Bienveillance risquée des politiques pour le cinéma

par Jean-Michel Frodon

La Lettre AFC n°109

Dès l’entre-deux guerres, des représentants de la puissance publique ont considéré le cinéma comme un enjeu d’intérêt général et ont songé à le soutenir. Cette sollicitude, qui dépasse les clivages gauche-droite, connaît aujourd’hui un regain d’intensité aux effets paradoxaux.
Elle s’est manifestée au cours d’un colloque à l’Assemblée nationale, le 20 février. La commission parlementaire des affaires culturelles, familiales et sociales présentait le rapport établi sous la direction de Marcel Rogement (PS, Ille-et-Vilaine) sous le titre " Quel avenir pour le cinéma français ? " Remarquable rapport, agencé pour ne fâcher personne. Seule oubliée de ce bel unanimisme, l’avance sur recettes est épinglée de quelques adjectifs blessants par le rapport.

Depuis la " sortie " de Jean-Marie Messier le 17 décembre 2001 déclarant « morte l’exception culturelle », les ministres et des plus hautes autorités de l’Etat ont pris sa défense de manière à rassurer les professionnels du cinéma. On retrouve la même disposition d’esprit chez les candidats à la présidentielle, interrogés par l’hebdomadaire professionnel Le film français dans son édition du 1er mars. Les divergences sont minimes, sinon purement cosmétiques.
Un autre colloque, organisé le 4 mars à l’Odéon sur le thème Des images pour l’Europe, en a apporté des confirmations plus immédiatement sensibles sur le plan politique.
Responsable de la culture et de l’éducation au sein de la Commission européenne, Vivianne Redding a confirmé l’importance désormais reconnue de ce type de dispositifs dans les arènes supranationales, et affirmé la volonté de la Commission de les défendre lors de prochaines négociations.

Pourtant, ce grand bal des amoureux du cinéma, producteurs, créatifs, politiques, administratifs tous enlacés et dansant à l’unisson, fait parfois songer à ces images d’assemblées valsant sur un volcan. Les périls sont pourtant considérables, et l’absence de prise en compte de leur réalité aussi inquiétante que la vision d’un ballet mécanique qui répéterait les gestes d’une danse joyeuse sans savoir que la musique a changé.
Les logiques induites par l’hyper concentration du secteur audiovisuel et de la communication, auxquelles, dans le cas de la fusion Vivendi Universal Canal+, les pouvoirs publics n’ont rien trouvé à redire, en sont un des aspects. Quels que soient le passeport et la rhétorique dont use son PDG, Vivendi Universal n’est pas une entreprise française. Les transferts d’autorité à d’autres niveaux que ceux des Etats, et les termes des futures négociations (à commencer par celles de l’Organisation mondiale du commerce) en sont un autre.
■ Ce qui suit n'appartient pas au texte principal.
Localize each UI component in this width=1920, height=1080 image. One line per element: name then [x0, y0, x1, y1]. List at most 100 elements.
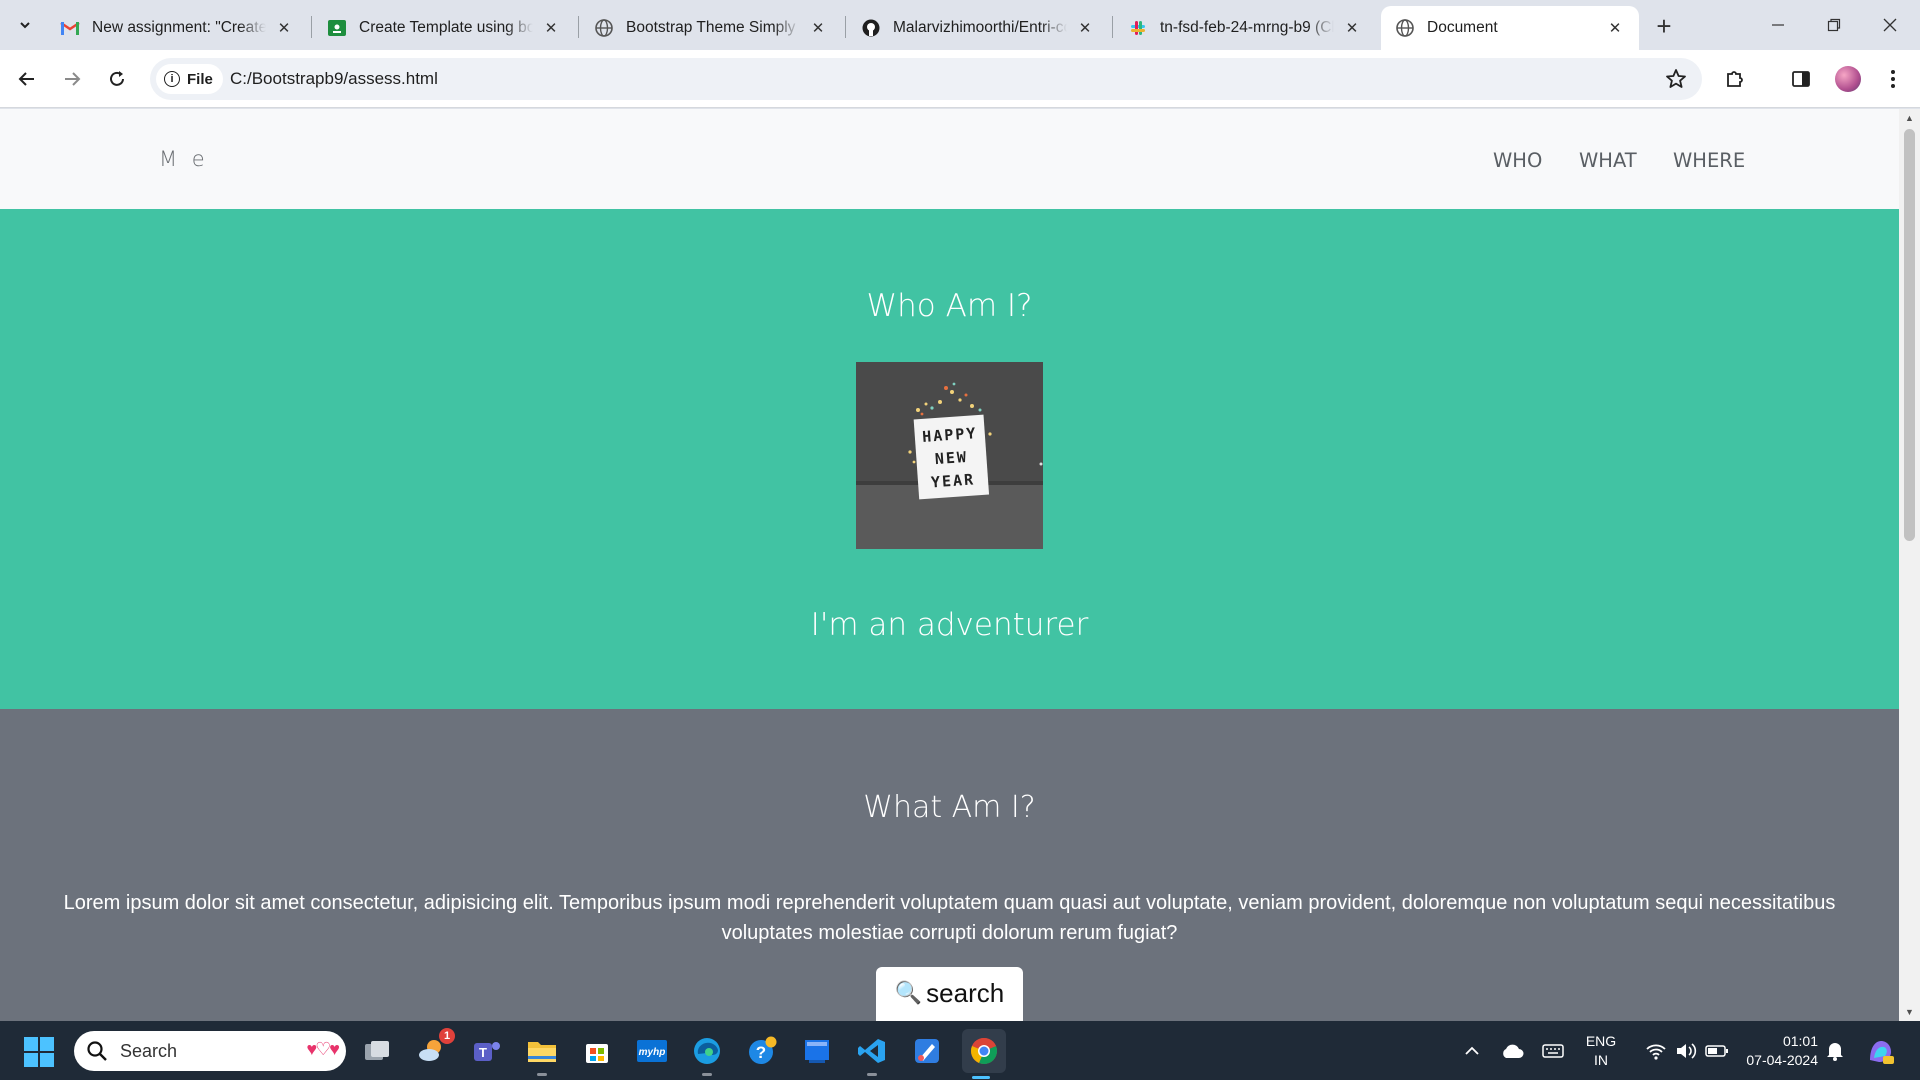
taskbar-myhp[interactable]: myhp	[633, 1032, 671, 1070]
close-icon[interactable]: ✕	[1075, 18, 1095, 38]
address-bar[interactable]: i File C:/Bootstrapb9/assess.html	[150, 58, 1702, 100]
quick-settings-button[interactable]	[1632, 1032, 1742, 1070]
profile-avatar[interactable]	[1835, 66, 1861, 92]
globe-icon	[594, 18, 614, 38]
taskbar-paint[interactable]	[908, 1032, 946, 1070]
scrollbar-thumb[interactable]	[1904, 129, 1915, 541]
search-button-label: search	[926, 977, 1005, 1008]
tab-slack[interactable]: tn-fsd-feb-24-mrng-b9 (Cl ✕	[1114, 6, 1376, 50]
bookmark-star-icon[interactable]	[1664, 67, 1688, 91]
scroll-down-icon[interactable]: ▼	[1904, 1007, 1915, 1017]
tab-separator	[311, 16, 312, 38]
tab-title: Bootstrap Theme Simply M	[626, 19, 800, 36]
who-section: Who Am I? HAPPY NEW YEAR I'm an adventur…	[0, 209, 1899, 709]
tab-classroom[interactable]: Create Template using boo ✕	[313, 6, 575, 50]
close-icon[interactable]: ✕	[274, 18, 294, 38]
tab-gmail[interactable]: New assignment: "Create T ✕	[46, 6, 308, 50]
vscode-icon	[858, 1039, 885, 1063]
menu-button[interactable]	[1878, 64, 1908, 94]
tab-title: New assignment: "Create T	[92, 19, 266, 36]
taskbar-teams[interactable]: T	[468, 1032, 506, 1070]
task-view-button[interactable]	[358, 1032, 396, 1070]
image-sign-line-3: YEAR	[930, 470, 975, 491]
image-sign-line-2: NEW	[934, 448, 968, 468]
tab-search-button[interactable]	[10, 10, 40, 40]
onedrive-button[interactable]	[1495, 1032, 1529, 1070]
close-window-button[interactable]	[1862, 0, 1918, 50]
input-language[interactable]: ENG IN	[1584, 1032, 1618, 1070]
clock-date: 07-04-2024	[1746, 1052, 1818, 1068]
windows-start-button[interactable]	[24, 1037, 54, 1067]
tab-github[interactable]: Malarvizhimoorthi/Entri-co ✕	[847, 6, 1109, 50]
notification-badge: 1	[439, 1028, 455, 1044]
back-button[interactable]	[11, 63, 43, 95]
extensions-button[interactable]	[1720, 64, 1750, 94]
taskbar-search-box[interactable]: Search ♥♡♥	[74, 1031, 346, 1071]
taskbar-vscode[interactable]	[853, 1032, 891, 1076]
nav-link-who[interactable]: WHO	[1493, 149, 1542, 172]
close-icon[interactable]: ✕	[808, 18, 828, 38]
taskbar-file-explorer[interactable]	[523, 1032, 561, 1076]
minimize-icon	[1772, 24, 1784, 26]
search-icon	[87, 1041, 107, 1061]
github-icon	[861, 18, 881, 38]
taskbar-help[interactable]: ?	[743, 1032, 781, 1070]
new-tab-button[interactable]: +	[1650, 11, 1678, 41]
touch-keyboard-button[interactable]	[1536, 1032, 1570, 1070]
close-icon[interactable]: ✕	[1605, 18, 1625, 38]
language-code: ENG	[1585, 1033, 1617, 1049]
volume-icon	[1677, 1043, 1697, 1059]
magnifier-icon: 🔍	[894, 980, 923, 1005]
search-button[interactable]: 🔍 search	[876, 967, 1023, 1021]
close-icon[interactable]: ✕	[541, 18, 561, 38]
nav-link-where[interactable]: WHERE	[1673, 149, 1745, 172]
tab-document[interactable]: Document ✕	[1381, 6, 1639, 50]
page-scrollbar[interactable]: ▲ ▼	[1899, 109, 1920, 1021]
reload-button[interactable]	[101, 63, 133, 95]
tab-bootstrap-theme[interactable]: Bootstrap Theme Simply M ✕	[580, 6, 842, 50]
what-section: What Am I? Lorem ipsum dolor sit amet co…	[0, 709, 1899, 1021]
running-indicator	[537, 1073, 547, 1076]
minimize-button[interactable]	[1750, 0, 1806, 50]
restore-button[interactable]	[1806, 0, 1862, 50]
what-title: What Am I?	[863, 790, 1036, 825]
blue-window-icon	[805, 1040, 829, 1063]
windows-taskbar: Search ♥♡♥ 1 T myhp ? ENG IN 01:01 07-04…	[0, 1021, 1920, 1080]
tab-title: Malarvizhimoorthi/Entri-co	[893, 19, 1067, 36]
taskbar-weather[interactable]: 1	[413, 1028, 455, 1070]
close-icon[interactable]: ✕	[1342, 18, 1362, 38]
more-vertical-icon	[1891, 70, 1895, 88]
taskbar-store[interactable]	[578, 1032, 616, 1070]
arrow-right-icon	[65, 72, 81, 86]
copilot-button[interactable]	[1860, 1032, 1900, 1070]
happy-new-year-image: HAPPY NEW YEAR	[856, 362, 1043, 549]
notifications-button[interactable]	[1818, 1032, 1852, 1070]
show-hidden-icons-button[interactable]	[1455, 1032, 1489, 1070]
puzzle-icon	[1727, 71, 1743, 87]
system-clock[interactable]: 01:01 07-04-2024	[1730, 1032, 1818, 1070]
folder-icon	[528, 1042, 556, 1062]
tab-title: tn-fsd-feb-24-mrng-b9 (Cl	[1160, 19, 1334, 36]
running-indicator	[972, 1076, 990, 1079]
gmail-icon	[60, 18, 80, 38]
forward-button[interactable]	[56, 63, 88, 95]
site-info-chip[interactable]: i File	[156, 64, 223, 94]
task-view-icon	[365, 1041, 389, 1060]
taskbar-app-blue[interactable]	[798, 1032, 836, 1070]
keyboard-icon	[1542, 1044, 1564, 1058]
nav-link-what[interactable]: WHAT	[1579, 149, 1637, 172]
navbar-brand[interactable]: M e	[159, 147, 209, 171]
taskbar-chrome[interactable]	[962, 1029, 1006, 1079]
help-icon: ?	[749, 1036, 777, 1064]
site-chip-label: File	[187, 70, 213, 88]
side-panel-button[interactable]	[1786, 64, 1816, 94]
svg-text:myhp: myhp	[639, 1047, 666, 1058]
url-text[interactable]: C:/Bootstrapb9/assess.html	[230, 69, 438, 89]
store-icon	[586, 1044, 608, 1063]
region-code: IN	[1594, 1052, 1608, 1068]
site-navbar: M e WHO WHAT WHERE	[0, 109, 1899, 209]
taskbar-edge[interactable]	[688, 1032, 726, 1076]
cloud-icon	[1503, 1044, 1524, 1058]
side-panel-icon	[1792, 71, 1810, 87]
scroll-up-icon[interactable]: ▲	[1904, 113, 1915, 123]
La mise en question des mécanismes de protection fondés sur les frontières nationales et les systèmes de quotas par des organismes internationaux, la redéfinition contemporaine des œuvres et des droits qui y sont attachés, l’existence d’instances d’autorisation et de contrôle, le rôle des régions, etc., sont autant d’approches nouvelles qui transforment en profondeur l’esprit des dispositifs légaux et réglementaires, font et feront l’objet de conflits dans les arènes de négociation.
La politique publique se résume désormais à enregistrer les desiderata des groupes de pression des professionnels. Cela vaut aux hommes publics un soutien chaleureux des hommes de spectacle. Tout le monde est content. Il n’est pas sûr que cela soit une bonne nouvelle.